OUT ON A WHIM by Gerald Nachman


Email this review


With this latest dense pack of expertly guided missives, humorist Nachman (Playing House) proves to be a real contender for the Droll and Pointed Wit Championship, newspaper column division. The ten dozen or so assorted pieces come in various risible hues, from colored-glass rosy to bilious green. A premise is set in a sentence, and he's off. In the light of recent encouraging books on the subject, he discusses death and how to survive it. Call him crazy; he's optimistic about the coming Ice Age (just ""don't stand near a glacier"").
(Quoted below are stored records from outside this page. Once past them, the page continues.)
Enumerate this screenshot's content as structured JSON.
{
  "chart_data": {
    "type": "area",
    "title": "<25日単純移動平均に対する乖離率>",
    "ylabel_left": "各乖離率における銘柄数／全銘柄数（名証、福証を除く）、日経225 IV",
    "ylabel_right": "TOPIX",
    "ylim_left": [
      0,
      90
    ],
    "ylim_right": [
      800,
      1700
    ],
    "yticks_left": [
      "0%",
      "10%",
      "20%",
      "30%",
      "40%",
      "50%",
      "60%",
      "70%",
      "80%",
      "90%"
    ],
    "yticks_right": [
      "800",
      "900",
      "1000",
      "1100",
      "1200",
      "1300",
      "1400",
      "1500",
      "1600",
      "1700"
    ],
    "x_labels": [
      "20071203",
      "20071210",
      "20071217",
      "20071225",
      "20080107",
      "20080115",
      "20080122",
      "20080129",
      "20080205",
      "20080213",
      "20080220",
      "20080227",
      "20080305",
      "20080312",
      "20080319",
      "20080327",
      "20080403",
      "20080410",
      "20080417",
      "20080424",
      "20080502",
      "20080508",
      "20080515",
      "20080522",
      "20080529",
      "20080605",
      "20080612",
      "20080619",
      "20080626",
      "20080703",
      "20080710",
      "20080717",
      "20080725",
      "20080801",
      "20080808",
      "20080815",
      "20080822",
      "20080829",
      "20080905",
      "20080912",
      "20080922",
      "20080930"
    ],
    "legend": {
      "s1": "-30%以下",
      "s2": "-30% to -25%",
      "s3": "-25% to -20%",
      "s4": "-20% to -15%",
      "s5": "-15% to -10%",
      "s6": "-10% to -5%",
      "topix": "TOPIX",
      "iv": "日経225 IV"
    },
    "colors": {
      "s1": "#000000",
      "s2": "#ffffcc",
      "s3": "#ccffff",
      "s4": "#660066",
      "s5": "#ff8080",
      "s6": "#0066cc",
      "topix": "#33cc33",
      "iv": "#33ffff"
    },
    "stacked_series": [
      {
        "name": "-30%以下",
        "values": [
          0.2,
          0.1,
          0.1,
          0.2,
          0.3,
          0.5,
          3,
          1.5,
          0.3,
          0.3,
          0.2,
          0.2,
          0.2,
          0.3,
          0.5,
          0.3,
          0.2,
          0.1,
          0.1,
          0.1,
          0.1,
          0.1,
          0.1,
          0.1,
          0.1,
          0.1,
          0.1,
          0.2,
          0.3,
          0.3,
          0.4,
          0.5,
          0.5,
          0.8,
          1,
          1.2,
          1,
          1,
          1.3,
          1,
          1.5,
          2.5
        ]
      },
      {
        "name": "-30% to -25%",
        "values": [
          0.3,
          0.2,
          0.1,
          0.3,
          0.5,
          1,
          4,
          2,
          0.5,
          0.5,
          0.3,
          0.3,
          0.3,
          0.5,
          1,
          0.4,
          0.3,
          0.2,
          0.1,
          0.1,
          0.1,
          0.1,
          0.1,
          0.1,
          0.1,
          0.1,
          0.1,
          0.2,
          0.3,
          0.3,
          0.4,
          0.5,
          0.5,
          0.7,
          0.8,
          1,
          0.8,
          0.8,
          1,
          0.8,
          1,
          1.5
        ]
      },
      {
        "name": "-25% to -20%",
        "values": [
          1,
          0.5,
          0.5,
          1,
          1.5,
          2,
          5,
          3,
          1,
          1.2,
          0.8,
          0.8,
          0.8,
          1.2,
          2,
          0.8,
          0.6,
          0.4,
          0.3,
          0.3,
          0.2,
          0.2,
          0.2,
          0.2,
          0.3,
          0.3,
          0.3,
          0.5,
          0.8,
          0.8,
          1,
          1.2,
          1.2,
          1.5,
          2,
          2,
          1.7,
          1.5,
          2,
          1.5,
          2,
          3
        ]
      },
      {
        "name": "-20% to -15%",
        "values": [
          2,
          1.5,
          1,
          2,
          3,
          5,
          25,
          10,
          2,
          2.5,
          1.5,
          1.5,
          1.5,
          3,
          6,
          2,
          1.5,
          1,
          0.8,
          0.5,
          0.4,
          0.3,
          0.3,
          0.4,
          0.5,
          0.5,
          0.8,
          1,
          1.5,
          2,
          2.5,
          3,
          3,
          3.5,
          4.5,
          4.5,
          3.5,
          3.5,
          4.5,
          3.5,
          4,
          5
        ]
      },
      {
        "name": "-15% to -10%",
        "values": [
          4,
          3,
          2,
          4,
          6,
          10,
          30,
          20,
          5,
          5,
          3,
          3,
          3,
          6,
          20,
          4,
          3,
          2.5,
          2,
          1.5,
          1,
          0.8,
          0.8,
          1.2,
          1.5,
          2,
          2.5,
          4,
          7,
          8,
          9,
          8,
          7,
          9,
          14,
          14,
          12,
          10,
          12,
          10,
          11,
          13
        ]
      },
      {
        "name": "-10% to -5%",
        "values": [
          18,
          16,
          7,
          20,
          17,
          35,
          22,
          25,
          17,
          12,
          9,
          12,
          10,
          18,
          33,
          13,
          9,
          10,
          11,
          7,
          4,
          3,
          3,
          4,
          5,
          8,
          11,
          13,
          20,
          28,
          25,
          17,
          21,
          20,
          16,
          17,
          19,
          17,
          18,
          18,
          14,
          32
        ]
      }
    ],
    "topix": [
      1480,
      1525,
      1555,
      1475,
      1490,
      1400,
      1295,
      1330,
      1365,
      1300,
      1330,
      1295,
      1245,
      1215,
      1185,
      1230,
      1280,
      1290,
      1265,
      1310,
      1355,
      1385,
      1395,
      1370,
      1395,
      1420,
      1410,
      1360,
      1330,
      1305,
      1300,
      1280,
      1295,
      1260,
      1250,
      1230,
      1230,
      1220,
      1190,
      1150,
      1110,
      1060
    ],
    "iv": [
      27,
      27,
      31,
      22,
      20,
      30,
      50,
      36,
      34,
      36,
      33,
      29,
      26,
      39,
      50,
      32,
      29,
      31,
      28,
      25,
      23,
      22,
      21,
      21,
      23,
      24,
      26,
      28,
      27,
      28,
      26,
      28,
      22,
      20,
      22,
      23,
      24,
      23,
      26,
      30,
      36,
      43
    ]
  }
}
He's not so sanguine, however, about the curse of workaholism--and you can forget about nostalgia, as far as he's concerned. Want to talk like a wine expert, a book reviewer, a tax maven, or even a hack journalist? Listen to Nachman: he has near-perfect pitch for late-breaking jargon. There's a fan mag interview with aged Prince Charming (whose book will tell-all about Snow White, Cinderella, Rapunzel, and other ex-amours). Among Nachman's ten literary classics: Make Way for Ducklings, Movies on TV, and Here's Johnny! In considering the thespian arts, he's noticed that ""almost anyone can imitate a robot,"" and the ""people in movies never throw drinks at hall closets or bookcases. Always a fireplace."" He comes right out and says it: there's nothing funny about a clown. Forthright and courageous, that's Nachman--and a minor pleasure to dip into.